Но важнее всего было то, что крылья ассоциировались с ангелами. Были те противники, кто просто бежал прочь, завидев «ангелов», даже понимая критическим разумом, что это всего лишь люди с притороченными крыльями к седлу, иррациональность, взращенная религиозными установками, требовала бежать прочь.
Как можно бить в крылья, кои будто ангельские? Вот и во время сражения я заметил, как некоторые противники ловили ступор и, в лучшем случае, действовали нерешительно, но чаще и вовсе старались избегать действий. Взрывы, огонь, напуганные животные… ангелы, а в голове француза всплывают грехи, как насиловал, как убивал, веря в то, что участием в Крестовом походе все спишется. Нет, вот оно возмездие!

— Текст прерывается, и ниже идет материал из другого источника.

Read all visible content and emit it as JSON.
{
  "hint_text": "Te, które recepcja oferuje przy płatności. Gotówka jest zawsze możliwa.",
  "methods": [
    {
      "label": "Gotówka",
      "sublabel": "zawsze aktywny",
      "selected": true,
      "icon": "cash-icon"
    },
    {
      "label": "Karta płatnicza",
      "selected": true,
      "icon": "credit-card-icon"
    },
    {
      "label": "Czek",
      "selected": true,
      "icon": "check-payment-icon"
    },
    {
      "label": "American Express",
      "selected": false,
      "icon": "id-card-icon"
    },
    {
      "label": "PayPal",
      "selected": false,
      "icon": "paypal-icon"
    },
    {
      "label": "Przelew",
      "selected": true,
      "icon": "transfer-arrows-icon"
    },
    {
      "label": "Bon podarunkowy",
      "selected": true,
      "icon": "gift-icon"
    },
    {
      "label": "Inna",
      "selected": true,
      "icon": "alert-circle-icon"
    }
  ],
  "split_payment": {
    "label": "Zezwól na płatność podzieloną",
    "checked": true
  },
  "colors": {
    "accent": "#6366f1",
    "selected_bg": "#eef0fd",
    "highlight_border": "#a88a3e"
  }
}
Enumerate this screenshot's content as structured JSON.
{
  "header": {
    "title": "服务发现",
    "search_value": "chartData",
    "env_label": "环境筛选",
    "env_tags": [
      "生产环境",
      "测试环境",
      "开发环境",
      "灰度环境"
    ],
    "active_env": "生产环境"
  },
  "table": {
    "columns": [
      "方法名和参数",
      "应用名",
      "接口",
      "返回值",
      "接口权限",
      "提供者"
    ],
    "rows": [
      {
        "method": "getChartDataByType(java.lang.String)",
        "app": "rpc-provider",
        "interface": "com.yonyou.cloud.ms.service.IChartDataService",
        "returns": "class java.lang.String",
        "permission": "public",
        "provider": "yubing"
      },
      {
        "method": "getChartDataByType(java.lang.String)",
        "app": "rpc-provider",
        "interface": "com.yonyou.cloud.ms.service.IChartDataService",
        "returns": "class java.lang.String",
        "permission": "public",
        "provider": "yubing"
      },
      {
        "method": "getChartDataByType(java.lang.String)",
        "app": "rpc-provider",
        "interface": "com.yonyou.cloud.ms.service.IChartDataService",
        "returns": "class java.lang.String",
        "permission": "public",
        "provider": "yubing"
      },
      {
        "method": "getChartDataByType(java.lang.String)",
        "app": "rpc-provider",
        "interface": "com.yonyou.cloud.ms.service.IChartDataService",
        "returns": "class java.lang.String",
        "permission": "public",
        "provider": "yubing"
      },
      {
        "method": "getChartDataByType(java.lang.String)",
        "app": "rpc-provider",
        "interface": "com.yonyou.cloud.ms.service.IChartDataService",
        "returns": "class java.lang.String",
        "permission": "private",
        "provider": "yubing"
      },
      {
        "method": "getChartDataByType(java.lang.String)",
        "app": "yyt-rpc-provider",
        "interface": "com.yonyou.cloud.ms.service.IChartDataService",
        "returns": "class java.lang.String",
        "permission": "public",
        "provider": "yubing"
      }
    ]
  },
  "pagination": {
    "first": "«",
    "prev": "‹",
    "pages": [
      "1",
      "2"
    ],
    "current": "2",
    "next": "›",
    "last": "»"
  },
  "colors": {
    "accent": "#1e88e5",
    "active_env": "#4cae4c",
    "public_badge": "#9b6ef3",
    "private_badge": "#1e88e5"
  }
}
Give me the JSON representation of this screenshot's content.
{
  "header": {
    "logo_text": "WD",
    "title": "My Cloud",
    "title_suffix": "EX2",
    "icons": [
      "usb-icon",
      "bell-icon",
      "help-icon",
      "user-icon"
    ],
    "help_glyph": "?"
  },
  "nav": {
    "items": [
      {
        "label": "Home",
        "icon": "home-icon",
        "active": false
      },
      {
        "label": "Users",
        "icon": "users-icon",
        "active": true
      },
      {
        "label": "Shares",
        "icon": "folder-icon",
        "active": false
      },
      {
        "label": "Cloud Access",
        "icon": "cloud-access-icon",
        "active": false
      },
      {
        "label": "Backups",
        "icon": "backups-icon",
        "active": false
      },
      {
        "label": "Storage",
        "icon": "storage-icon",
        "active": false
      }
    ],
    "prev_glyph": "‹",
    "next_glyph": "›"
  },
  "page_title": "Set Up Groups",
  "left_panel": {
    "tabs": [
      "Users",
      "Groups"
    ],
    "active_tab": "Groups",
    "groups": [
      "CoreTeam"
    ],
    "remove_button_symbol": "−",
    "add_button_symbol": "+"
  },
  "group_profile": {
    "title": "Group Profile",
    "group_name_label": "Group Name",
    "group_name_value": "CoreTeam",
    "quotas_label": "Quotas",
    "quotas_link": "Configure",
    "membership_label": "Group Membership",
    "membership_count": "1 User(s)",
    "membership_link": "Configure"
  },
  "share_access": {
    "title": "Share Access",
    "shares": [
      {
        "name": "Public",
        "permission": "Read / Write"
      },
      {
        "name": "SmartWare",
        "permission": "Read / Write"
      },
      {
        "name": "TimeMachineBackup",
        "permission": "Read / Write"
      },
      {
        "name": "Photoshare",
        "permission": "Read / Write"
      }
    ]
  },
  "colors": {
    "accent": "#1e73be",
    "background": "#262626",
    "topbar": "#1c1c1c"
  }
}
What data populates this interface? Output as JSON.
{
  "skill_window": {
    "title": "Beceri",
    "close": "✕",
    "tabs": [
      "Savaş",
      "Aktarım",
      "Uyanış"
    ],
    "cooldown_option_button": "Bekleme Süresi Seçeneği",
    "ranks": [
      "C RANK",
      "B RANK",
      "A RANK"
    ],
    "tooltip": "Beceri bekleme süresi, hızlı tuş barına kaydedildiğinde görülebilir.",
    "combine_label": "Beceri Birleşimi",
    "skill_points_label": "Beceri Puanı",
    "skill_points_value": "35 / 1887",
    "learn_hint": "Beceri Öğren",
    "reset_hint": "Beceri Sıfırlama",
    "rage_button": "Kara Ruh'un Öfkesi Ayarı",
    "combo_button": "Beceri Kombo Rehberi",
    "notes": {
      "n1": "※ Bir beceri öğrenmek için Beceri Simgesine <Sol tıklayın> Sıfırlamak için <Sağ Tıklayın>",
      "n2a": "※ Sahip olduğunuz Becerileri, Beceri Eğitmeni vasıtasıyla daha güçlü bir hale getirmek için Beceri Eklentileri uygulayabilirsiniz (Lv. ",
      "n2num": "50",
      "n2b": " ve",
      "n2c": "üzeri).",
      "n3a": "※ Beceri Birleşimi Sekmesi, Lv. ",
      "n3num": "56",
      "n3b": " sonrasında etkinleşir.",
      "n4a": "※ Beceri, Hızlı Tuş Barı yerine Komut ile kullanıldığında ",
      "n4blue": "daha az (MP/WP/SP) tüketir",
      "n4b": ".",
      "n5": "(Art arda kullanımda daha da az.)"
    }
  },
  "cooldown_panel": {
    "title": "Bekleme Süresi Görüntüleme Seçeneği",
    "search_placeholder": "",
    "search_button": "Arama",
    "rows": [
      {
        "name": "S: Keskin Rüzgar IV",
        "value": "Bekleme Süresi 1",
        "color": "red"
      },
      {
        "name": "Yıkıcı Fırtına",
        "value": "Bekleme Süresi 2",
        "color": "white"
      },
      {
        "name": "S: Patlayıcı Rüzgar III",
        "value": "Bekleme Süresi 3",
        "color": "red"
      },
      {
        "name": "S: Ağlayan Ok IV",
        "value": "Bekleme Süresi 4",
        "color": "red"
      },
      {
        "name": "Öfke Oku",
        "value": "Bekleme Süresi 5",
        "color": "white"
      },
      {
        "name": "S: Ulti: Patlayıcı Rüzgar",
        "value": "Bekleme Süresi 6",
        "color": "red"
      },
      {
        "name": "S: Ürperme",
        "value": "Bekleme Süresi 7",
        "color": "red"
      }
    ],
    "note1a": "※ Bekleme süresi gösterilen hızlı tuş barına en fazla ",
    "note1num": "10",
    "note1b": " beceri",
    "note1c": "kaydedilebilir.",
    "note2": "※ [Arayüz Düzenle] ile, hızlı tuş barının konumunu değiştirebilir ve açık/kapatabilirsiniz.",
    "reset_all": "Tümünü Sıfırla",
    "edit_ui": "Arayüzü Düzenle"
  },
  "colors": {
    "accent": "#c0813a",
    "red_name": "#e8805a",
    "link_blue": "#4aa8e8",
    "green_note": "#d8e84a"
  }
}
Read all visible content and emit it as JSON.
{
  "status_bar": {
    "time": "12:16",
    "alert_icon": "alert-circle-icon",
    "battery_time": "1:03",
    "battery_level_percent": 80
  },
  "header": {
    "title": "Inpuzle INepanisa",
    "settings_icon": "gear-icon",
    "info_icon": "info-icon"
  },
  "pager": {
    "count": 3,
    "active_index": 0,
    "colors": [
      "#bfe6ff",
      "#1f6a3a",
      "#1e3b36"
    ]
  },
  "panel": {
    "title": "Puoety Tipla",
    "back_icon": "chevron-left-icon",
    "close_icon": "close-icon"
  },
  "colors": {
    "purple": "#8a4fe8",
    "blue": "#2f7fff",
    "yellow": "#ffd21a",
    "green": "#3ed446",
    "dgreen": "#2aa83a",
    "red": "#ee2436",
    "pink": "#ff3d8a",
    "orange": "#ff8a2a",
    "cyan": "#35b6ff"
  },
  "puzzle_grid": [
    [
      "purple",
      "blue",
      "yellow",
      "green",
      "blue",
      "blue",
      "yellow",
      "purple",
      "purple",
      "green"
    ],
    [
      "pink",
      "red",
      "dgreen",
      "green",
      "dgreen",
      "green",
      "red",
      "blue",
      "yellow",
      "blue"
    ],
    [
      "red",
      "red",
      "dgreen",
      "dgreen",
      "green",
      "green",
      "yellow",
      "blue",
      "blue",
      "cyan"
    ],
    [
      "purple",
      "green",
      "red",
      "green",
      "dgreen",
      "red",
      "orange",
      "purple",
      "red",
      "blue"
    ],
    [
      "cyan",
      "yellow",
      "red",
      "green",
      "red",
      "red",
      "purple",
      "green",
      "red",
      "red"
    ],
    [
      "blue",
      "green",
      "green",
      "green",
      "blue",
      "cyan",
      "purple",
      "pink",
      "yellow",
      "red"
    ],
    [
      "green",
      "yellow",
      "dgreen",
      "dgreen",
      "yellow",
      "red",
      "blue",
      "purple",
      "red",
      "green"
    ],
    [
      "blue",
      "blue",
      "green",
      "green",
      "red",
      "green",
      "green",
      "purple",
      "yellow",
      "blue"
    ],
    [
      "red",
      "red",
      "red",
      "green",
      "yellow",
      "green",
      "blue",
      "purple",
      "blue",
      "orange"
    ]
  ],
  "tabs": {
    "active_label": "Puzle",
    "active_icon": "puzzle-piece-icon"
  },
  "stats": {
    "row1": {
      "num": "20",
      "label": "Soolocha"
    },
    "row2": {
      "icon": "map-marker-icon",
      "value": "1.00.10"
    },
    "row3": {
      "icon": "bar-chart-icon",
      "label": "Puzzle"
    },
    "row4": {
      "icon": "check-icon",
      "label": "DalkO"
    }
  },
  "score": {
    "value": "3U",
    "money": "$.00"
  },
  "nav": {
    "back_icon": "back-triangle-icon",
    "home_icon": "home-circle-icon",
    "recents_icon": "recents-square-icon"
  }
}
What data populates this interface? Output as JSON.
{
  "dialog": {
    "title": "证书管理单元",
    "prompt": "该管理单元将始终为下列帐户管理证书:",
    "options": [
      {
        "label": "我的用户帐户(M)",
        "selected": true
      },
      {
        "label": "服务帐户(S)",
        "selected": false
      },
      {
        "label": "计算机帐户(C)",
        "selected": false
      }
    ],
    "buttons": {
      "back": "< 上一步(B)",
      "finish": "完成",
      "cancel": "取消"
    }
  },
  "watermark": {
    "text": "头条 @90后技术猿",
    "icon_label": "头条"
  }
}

Выпустив в полет арбалетный болт, за метров шестьдесят до противника, я выкинул сам арбалет. Жалко, конечно, даже такого, самого простого оружия, но не было времени его приторочить, даже на крюк повесить. Оставалась опаска не успеть перехватить удобнее пику, а я еще в своей манере встаю на стременах и подаюсь вперед, увеличивая длину и глубину поражения своим древковым оружием. Ничего, либо подберу после боя, либо еще настрогают в константинопольских мастерских. Важнее сделать, пусть и один, но выстрел, выигрывая у противника и нивелируя еще больше численное преимущество врага.
В этот раз при сшибке мне удалось поразить трех противников, прежде чем потерять пику. Минус четыре в начале боя! Это сильно, я расту! Вообще острие клина сработало удивительно профессионально. Мы пробили строй противника, отдельные схватки случились только тогда, как в бой вступили воины, бывшие в конце клина. Но там помогали лучники, которые продолжали стрелять, но уже прицельно.
Сыграла свою роль и броня. Я пропустил три удара мечом, но в самом неприятном случае останется три синяка. Доспех держал удар намного лучше, чем у противника.
Через двадцать минут крестоносцы Гийома Шато Морана маркиза де Жюси стали сдаваться. Сам же маркиз бился, этого не отнять, как лев. Он убил трех моих людей, пока я не решил вызвать маркиза на поединок.
Бесчестно, на самом деле, я поступил. Маркиз был ранен в правую руку и в левую ногу. Я же относительно здоров и даже сильно не устал. Так что был не бой, случилось избиение.
— Это было бессчетно, — разбитыми губами, шепелявя, говорил Гийом Шато Моран.
— Маркиз, у тебя было на триста воинов больше. Мы договорились использовать все возможные возможности, я использовал… даже не все. Прими поражение с честью, — сказал я.
— Какой выкуп ты хочешь? — голос пленника стал опустошенным, обреченным.
— Талант золотом, — усмехнулся я, понимая, что таких денег у маркиза нет и быть не может.
По условиям устроенного представления, одной из ставок был обоз. Я забирал все телеги, коней, все имущество, которое с собой тащил маркиз, причем, и награбленное им тоже. Так что речи о выкупе быть не может, если только мне не продать пленника, да хоть бы и какому купцу византийскому. В таком случае, в течение года, может, и двух уже купец договорится с семьей маркиза, и те вышлют деньги, или откажутся от родства с родственником-неудачником. Но стоит ли подобным марать руки? Может, и стоило бы, но выкуп ничто — имидж все. Порой поступок, кажущийся легкомысленным и глупым, может принести свои дивиденды.